Not all convection ovens are created equal; there are two types: regular convection ovens and "true" convection ovens, which also go by the names, "third-element convection ovens" or "European convection ovens". The difference is that while both of these ovens use a convection fan to force swirling air around foods, the "true" convection ovens add an extra heating element near the fan, allowing it to blow pre-heated air, instead of moving around the already-heated air that, before now, had just been sitting in the oven. This "true" type of convection oven is slightly more efficient are cooking foods than the regular kind. All convection ovens offered through this website are "true" convection ovens.
Because of how drastically a convection oven changes the time it takes to prepare food and the temperature at which the food is cooked, there are some basic guidelines to follow when using your convection oven. First of all, you should reduce the temperature a recipe calls for you to cook at by at least 25°F. You should also reduce the cooking time that the recipe recommends by up to 25%, depending on how quickly food cooks in your new oven. Keeping a close eye on your food is necessary no matter what type of oven you have. It is important to remember that the longer you need to cook an item, the more time you'll save; you might only drop two minutes or so from a batch of cookies, but your slow-roasting turkey will be done up to an hour sooner.
You should also consider the pans you put in your convection oven. Baking pans with low sides are best suited for convection ovens, as they take full advantage of the moving air by exposing more of the food to it. Unlike standard radiant ovens, you can fill every rack in your convection oven with pans or trays, because there is no longer any chance of unequal heating burning the food.
One other factor to consider when choosing the right convection oven for your particular application is Deep Depth or Standard Depth. Both styles that we carry from Garland / US Range have the same interior height and width ( approximately 29"W x 24"H), but the difference is in their depth. Deep Depth (sometimes called Bakery Depth) convection ovens are approximately 28" deep, which allows the user to load standard size pans in either direction, something that cannot be done in a Standard Depth (24" deep) model. As a result, multiple pans can be "staggered" or faced in alternating directions on the racks for better airflow and more even results, particularly when baking.
Most convection ovens allow you to turn the fan off and on while cooking is taking place. This is a benefit because it allows you to change the texture and color of the food. For instance, if you want a slow-cooked, well-browned roast, you could turn the convection fan on during the beginning or end of cooking, and keep it off for the rest of the time. It’s also suggested that you use a metal spoon or fork to hold down foil or parchment paper, because the convection fan tends to blow their edges up, potentially interfering with the food that is being cooked on them.

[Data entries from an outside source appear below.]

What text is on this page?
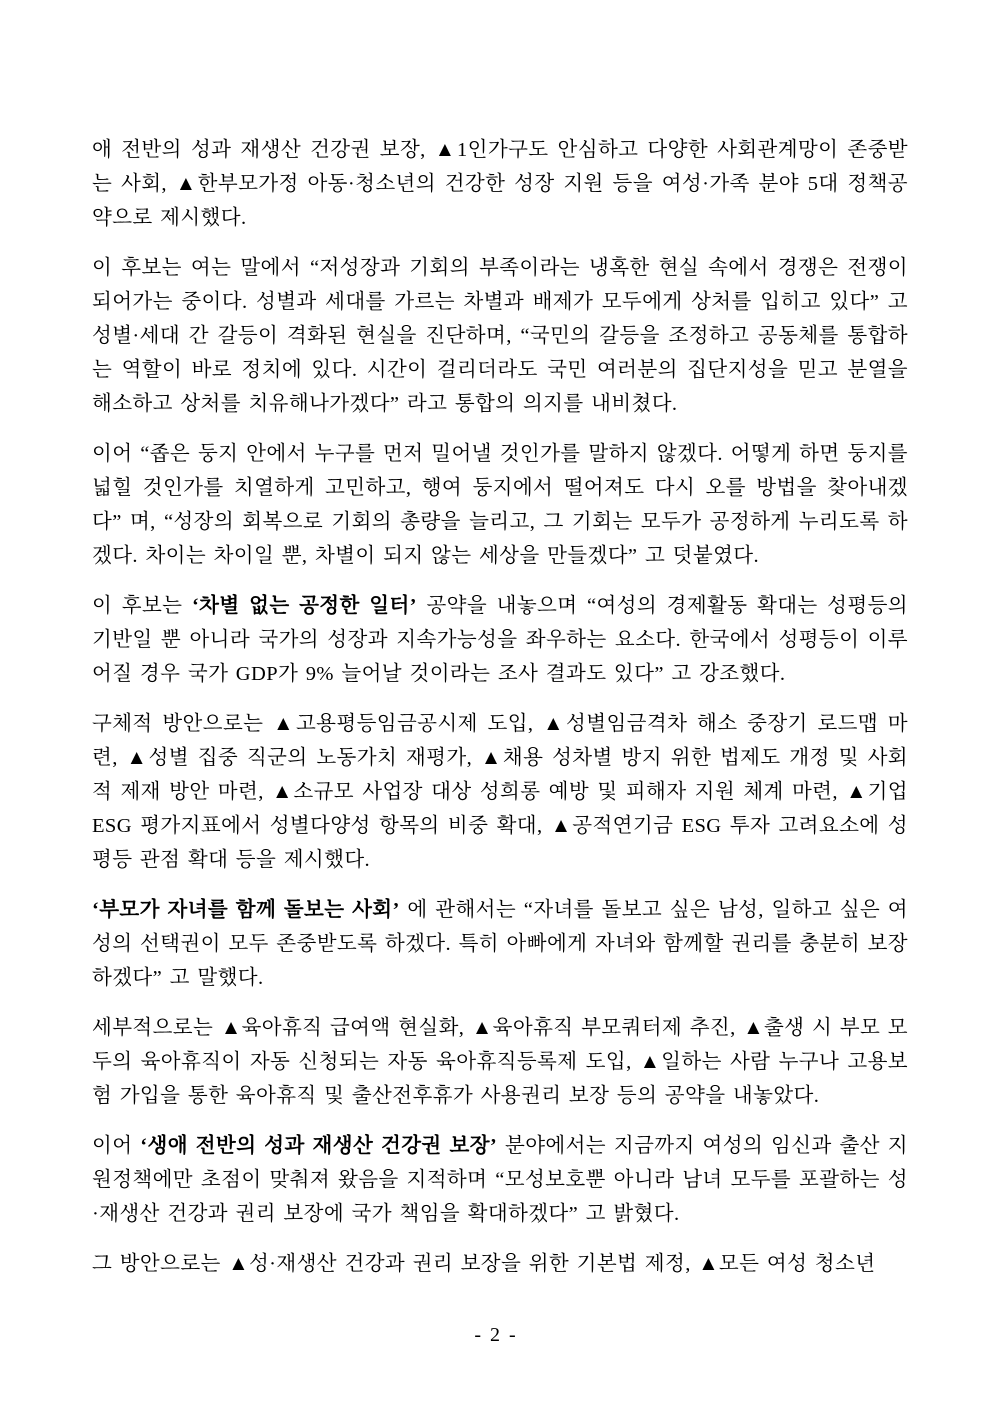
애 전반의 성과 재생산 건강권 보장, ▲1인가구도 안심하고 다양한 사회관계망이 존중받는 사회, ▲한부모가정 아동·청소년의 건강한 성장 지원 등을 여성·가족 분야 5대 정책공약으로 제시했다.
이 후보는 여는 말에서 “저성장과 기회의 부족이라는 냉혹한 현실 속에서 경쟁은 전쟁이 되어가는 중이다. 성별과 세대를 가르는 차별과 배제가 모두에게 상처를 입히고 있다” 고 성별·세대 간 갈등이 격화된 현실을 진단하며, “국민의 갈등을 조정하고 공동체를 통합하는 역할이 바로 정치에 있다. 시간이 걸리더라도 국민 여러분의 집단지성을 믿고 분열을 해소하고 상처를 치유해나가겠다” 라고 통합의 의지를 내비쳤다.
이어 “좁은 둥지 안에서 누구를 먼저 밀어낼 것인가를 말하지 않겠다. 어떻게 하면 둥지를 넓힐 것인가를 치열하게 고민하고, 행여 둥지에서 떨어져도 다시 오를 방법을 찾아내겠다” 며, “성장의 회복으로 기회의 총량을 늘리고, 그 기회는 모두가 공정하게 누리도록 하겠다. 차이는 차이일 뿐, 차별이 되지 않는 세상을 만들겠다” 고 덧붙였다.
이 후보는 ‘차별 없는 공정한 일터’ 공약을 내놓으며 “여성의 경제활동 확대는 성평등의 기반일 뿐 아니라 국가의 성장과 지속가능성을 좌우하는 요소다. 한국에서 성평등이 이루어질 경우 국가 GDP가 9% 늘어날 것이라는 조사 결과도 있다” 고 강조했다.
구체적 방안으로는 ▲고용평등임금공시제 도입, ▲성별임금격차 해소 중장기 로드맵 마련, ▲성별 집중 직군의 노동가치 재평가, ▲채용 성차별 방지 위한 법제도 개정 및 사회적 제재 방안 마련, ▲소규모 사업장 대상 성희롱 예방 및 피해자 지원 체계 마련, ▲기업 ESG 평가지표에서 성별다양성 항목의 비중 확대, ▲공적연기금 ESG 투자 고려요소에 성평등 관점 확대 등을 제시했다.
‘부모가 자녀를 함께 돌보는 사회’ 에 관해서는 “자녀를 돌보고 싶은 남성, 일하고 싶은 여성의 선택권이 모두 존중받도록 하겠다. 특히 아빠에게 자녀와 함께할 권리를 충분히 보장하겠다” 고 말했다.
세부적으로는 ▲육아휴직 급여액 현실화, ▲육아휴직 부모쿼터제 추진, ▲출생 시 부모 모두의 육아휴직이 자동 신청되는 자동 육아휴직등록제 도입, ▲일하는 사람 누구나 고용보험 가입을 통한 육아휴직 및 출산전후휴가 사용권리 보장 등의 공약을 내놓았다.
이어 ‘생애 전반의 성과 재생산 건강권 보장’ 분야에서는 지금까지 여성의 임신과 출산 지원정책에만 초점이 맞춰져 왔음을 지적하며 “모성보호뿐 아니라 남녀 모두를 포괄하는 성·재생산 건강과 권리 보장에 국가 책임을 확대하겠다” 고 밝혔다.
그 방안으로는 ▲성·재생산 건강과 권리 보장을 위한 기본법 제정, ▲모든 여성 청소년
- 2 -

You can cook everything in a convection oven that you can cook in a standard radiant oven; oftentimes, items cooked in a convection oven are much tastier, crispier and juicier. Since the cooking time and temperature are less, the butter and flour in a pie crust and other delicate bakery goods won’t have time to fuse, creating flaky layers. The skin of a roasting chicken renders its fat and browns more quickly, so the meat cooks faster and stays juicier. Vegetables caramelize more quickly, and produce crisp edges, moist interiors, and deep flavors.